Adam und William teilten sich ein Kayak und ich wurde mit einer Argentinierin in ein Boot gesteckt. Sie konnte praktisch kein Englisch, aber die Kommunikation funktionierte trotzdem irgendwie. Ich sass hinten – der schwierigere Platz – und passte mich einfach ihrem Tempo an, da man synchron rudern muss und schon ging es los!

Kurz vor der Insel Lokrum legten wir die erste Pause ein und Nik, einer der beiden Tour-Guides, erzählte uns spannende Geschichten über die Historie Dubrovniks. Die Stadt war unter anderem wegen des Salzhandels lange wohlhabend und unabhängig, natürlich auch nicht zuletzt dank der unüberwindbaren Mauer um die Altstadt.

Danach teilte sich die Gruppe. Die Chiller-Gruppe paddelte auf der Innenseite der Insel zum nächsten Treffpunkt, die Sport-Gruppe, in der natürlich auch ich war, aussen rum. Früher einmal lebten hier Druide, die aus aller Welt Pflanzen und Kräuter auf der Insel anbauten. Aus diesem Grund gäbe hier über 4’000 verschiedene Pflanzenarten. Später einmal wurden sie dann aber vertrieben und sie verfluchten die Insel, dass sie jedem Unheil bringen werde, in dessen Besitz sie sich befände, erzählte Nik vor dem Eingang einer Höhle – und anscheinend war es seither tatsächlich so. Jeder, der Lokrum kaufte, hatte Pech, seit sie dem Staat gehört, sei er bankrott.

Unser nächster Treffpunkt war eine grosse runde Höhle, wo wir an Land gingen. Dort assen wir Sandwiches, sprangen von den Klippen und tauchten nach Fischen, bevor wir uns dann auf den Rückweg machten. Auf halbem Weg blieben wir stehen und ich änderte meine Meinung bezüglich des Sonnenuntergangs. Wie die Sonne hinter Dubrovnik unterging, war wunderschön. Es hatte beinahe etwas Romantisches. Ich war froh, dass ich mich für diese Tour entschieden hatte, denn dieser Anblick war echt einmalig.
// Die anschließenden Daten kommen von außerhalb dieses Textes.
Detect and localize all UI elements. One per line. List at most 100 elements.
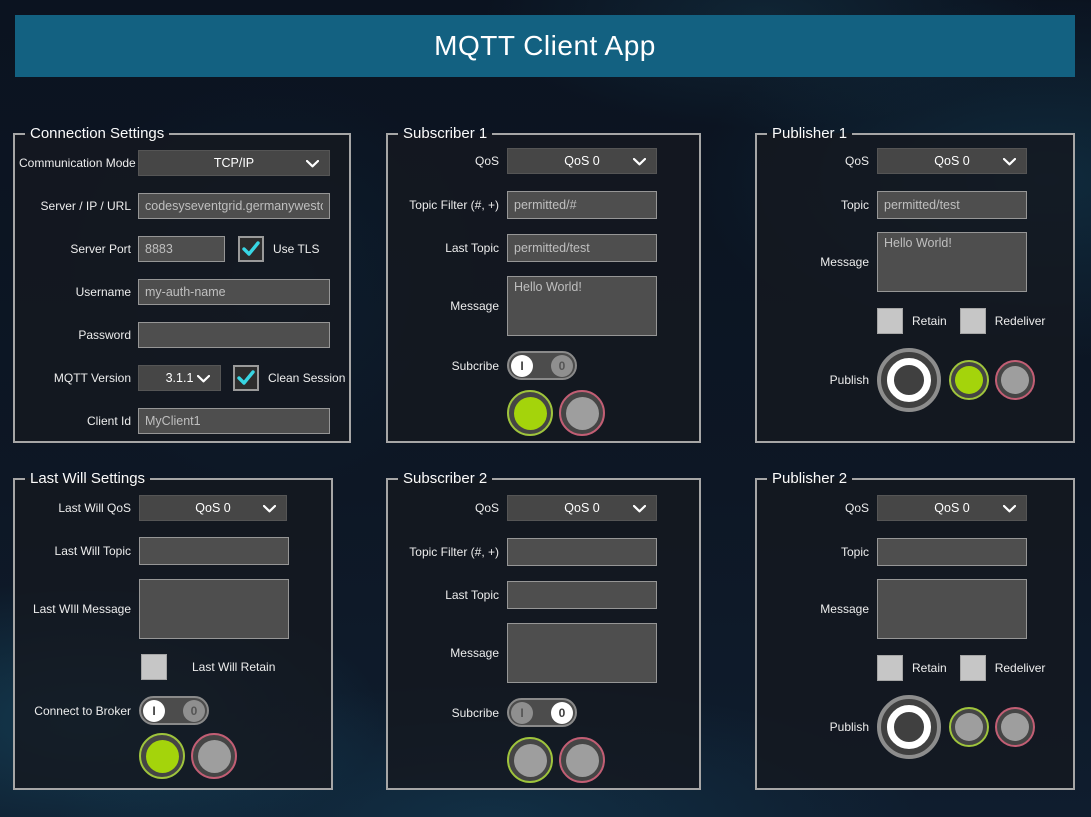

Wir verweilten lange dort und erst, als es langsam frisch wurde mit den nassen Haaren vom Tauchen, ruderten wir zurück. Nach und nach stiessen andere Kayak-Gruppen zu uns und wir wurden immer mehr, bis wir wie ein riesiger Schwarm rot-gelber Boote in die Buchten eintrudelten. Es hatte irgendwie etwas Magisches an sich und war für mich ein perfektes Erlebnis eines wunderschönen Urlaubs.